Variation in Treatment Patterns Correlate With Resource Utilization in the 30-Day Episode of Care of Displaced Femoral Neck Fractures

H. J. Cooper
A. D. Olswing, GME
Z. P. Berliner
G. R. Scuderi, Zucker School of Medicine at Hofstra/Northwell
Z. J. Brown, Northwell Health
M. S. Hepinstall, Zucker School of Medicine at Hofstra/Northwell


© 2018 Elsevier Inc. Background: We evaluated which treatment decisions in the management of displaced femoral neck fractures (FNFs) may associate with measures of resource utilization relevant to a value-based episode-of-care model. Methods: A total of 1139 FNFs treated with hip arthroplasty at 7 hospitals were retrospectively reviewed. Treatment choices were procedure (hemiarthroplasty vs total hip arthroplasty [THA]), surgeon training status, admitting service, and time to surgery. Dependent variables were length of stay, discharge disposition, 30-day readmission, and in-hospital mortality. Variation across hospitals was evaluated with analysis of variance and chi-square tests. Treatment choices were evaluated for the dependent variables of interest with univariable and multivariable regression.

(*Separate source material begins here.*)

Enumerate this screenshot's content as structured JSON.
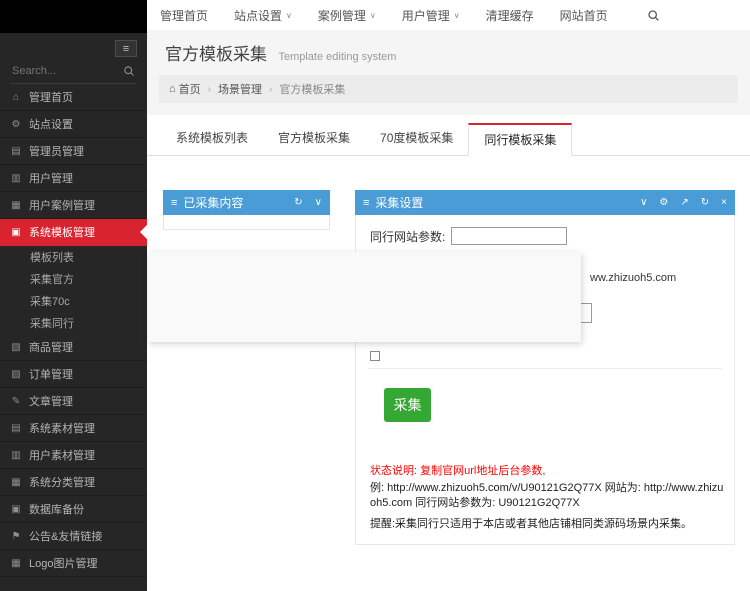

Results: There was significant variation between hospitals regarding proportion of cases treated with THA (range = 3.0%-73.2%, P <.001), proportion treated by arthroplasty fellowship–trained surgeons (range = 0%-74.9%, P <.001), proportion admitted to the orthopedic service (range = 2.8%-91.3%, P <.001), mean time to surgery (range = 0.9-2.1 days, P <.001), and proportion of discharge home (range = 63.9%-97.8%, P <.001). Multivariable analysis adjusting for age, gender, and Charlson Comorbidity Index demonstrated correlations between (1) decreased length of stay and admission to orthopedics (B = −1.256, P <.001); (2) lower 30-day readmission and THA (odds ratio [OR] =.376, P =.004), and (3) decreased discharge to a care facility and admission to orthopedics (OR = 0.402, P = <.001), THA (OR = 0.435, P =.002), and treatment by an arthroplasty fellowship–trained surgeon (OR = 0.572, P =.016). None of the treatment variables tested associated with in-hospital mortality. Conclusion: We observed significant variation in the treatment of displaced FNF patients across 7 hospitals and identified treatment choices that associated with resource utilization within the episode of care. Future, prospective study is necessary to understand whether care pathways that adapt some combination of these characteristics may result in more value-based care.